A traumatic start to the season and late change of manager made Crystal Palace relegation favourites, but consolidation is well underway amidst foreign takeover talk.

You'd forgive Crystal Palace's fans for viewing the developing story that American billionaire ($2.5bn to be precise) Josh Harris is trying to takeover their club with suspicion.

Firstly, because the ever growing band of the club's "Ultras", which started off as topless 15 year olds with their arms round each other jumping up and down, has since morphed into a movement that makes dramatic, colourful protests about modern football and the riches involved in it. How would it look, how would they respond, if suddenly it was Palace buying players for £30m, if it was Palace hoarding young players in their reserves with no intention of ever using them, if it was Palace financially doping themselves up for an assault on the cups and Europe? It would surely set them, and their admirable stance, against the new owner before he'd even begun.
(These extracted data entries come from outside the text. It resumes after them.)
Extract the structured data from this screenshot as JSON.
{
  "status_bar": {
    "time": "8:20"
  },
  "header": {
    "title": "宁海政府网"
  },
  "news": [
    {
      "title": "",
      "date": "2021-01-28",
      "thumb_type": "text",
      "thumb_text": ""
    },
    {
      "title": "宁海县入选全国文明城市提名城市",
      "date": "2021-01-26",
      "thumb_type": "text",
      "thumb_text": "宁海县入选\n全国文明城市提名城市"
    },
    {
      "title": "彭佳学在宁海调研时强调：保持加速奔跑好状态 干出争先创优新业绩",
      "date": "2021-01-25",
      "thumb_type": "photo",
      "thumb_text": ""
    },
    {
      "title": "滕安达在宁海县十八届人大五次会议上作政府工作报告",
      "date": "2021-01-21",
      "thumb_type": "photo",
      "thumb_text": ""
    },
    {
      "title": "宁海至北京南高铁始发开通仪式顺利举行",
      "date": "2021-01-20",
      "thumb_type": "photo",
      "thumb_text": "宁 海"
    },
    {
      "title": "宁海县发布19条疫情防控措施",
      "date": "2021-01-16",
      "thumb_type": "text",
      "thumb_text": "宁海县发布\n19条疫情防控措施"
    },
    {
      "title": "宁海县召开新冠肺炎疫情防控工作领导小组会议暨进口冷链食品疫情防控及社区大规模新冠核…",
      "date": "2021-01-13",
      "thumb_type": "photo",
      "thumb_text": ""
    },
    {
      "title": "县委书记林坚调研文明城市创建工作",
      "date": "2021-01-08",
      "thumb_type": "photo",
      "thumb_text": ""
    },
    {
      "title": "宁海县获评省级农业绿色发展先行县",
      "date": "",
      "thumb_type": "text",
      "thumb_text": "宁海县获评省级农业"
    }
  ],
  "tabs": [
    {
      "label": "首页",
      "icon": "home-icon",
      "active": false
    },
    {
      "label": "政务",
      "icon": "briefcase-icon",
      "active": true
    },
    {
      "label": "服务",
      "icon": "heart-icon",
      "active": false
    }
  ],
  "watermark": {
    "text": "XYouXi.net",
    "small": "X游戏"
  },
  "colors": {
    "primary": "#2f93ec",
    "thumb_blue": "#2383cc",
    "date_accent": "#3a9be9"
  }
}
Secondly, because a rich owner guarantees nothing any more. Back in the 1990s when Jack Walker bought Blackburn Rovers it basically guaranteed them success. They could outbid everybody. People gawped at a £5m transfer fee for Chris Sutton like it had parachuted in from space. Rovers won the Premier League — a club from a town the size of Scunthorpe, with the England centre forward up front. Something similar, on a much richer scale, subsequently happened to Chelsea, who were carted from midtable cup team into dominant force by dirty Russian money.

Now, everybody has a rich owner and, guess what, three teams still get relegated at the end of the year. QPR stand as a shining beacon of the problems relying on one rich bloke can cause. Fulham and the new Blackburn sold out to foreign investors and were immediately relegated in farcical circumstances.

Thirdly, the idea that Harris already owns sports teams and therefore knows how they work — he's got the New Jersey Devils ice hockey "franchise" and Philadelphia 76ers baseball side under his wing — offers little reassurance. Randy Lerner at Aston Villa, Hicks and Gillette at Liverpool, all came from a background of sports "franchise" ownership in the States.

Nor will the current Palace board's promise that they'd only sell to a trusted buyer. They're Palace fans, and the job they've done is a superb one that we'll reflect upon in a moment, but Fulham, Blackburn, Cardiff and others were all told the same thing. Simple fact is, once it's sold it's sold, you can do nothing about what the buyer does thereafter. Flog your house then go back six months later and say you don't like the way they've redecorated the place and see how far you get.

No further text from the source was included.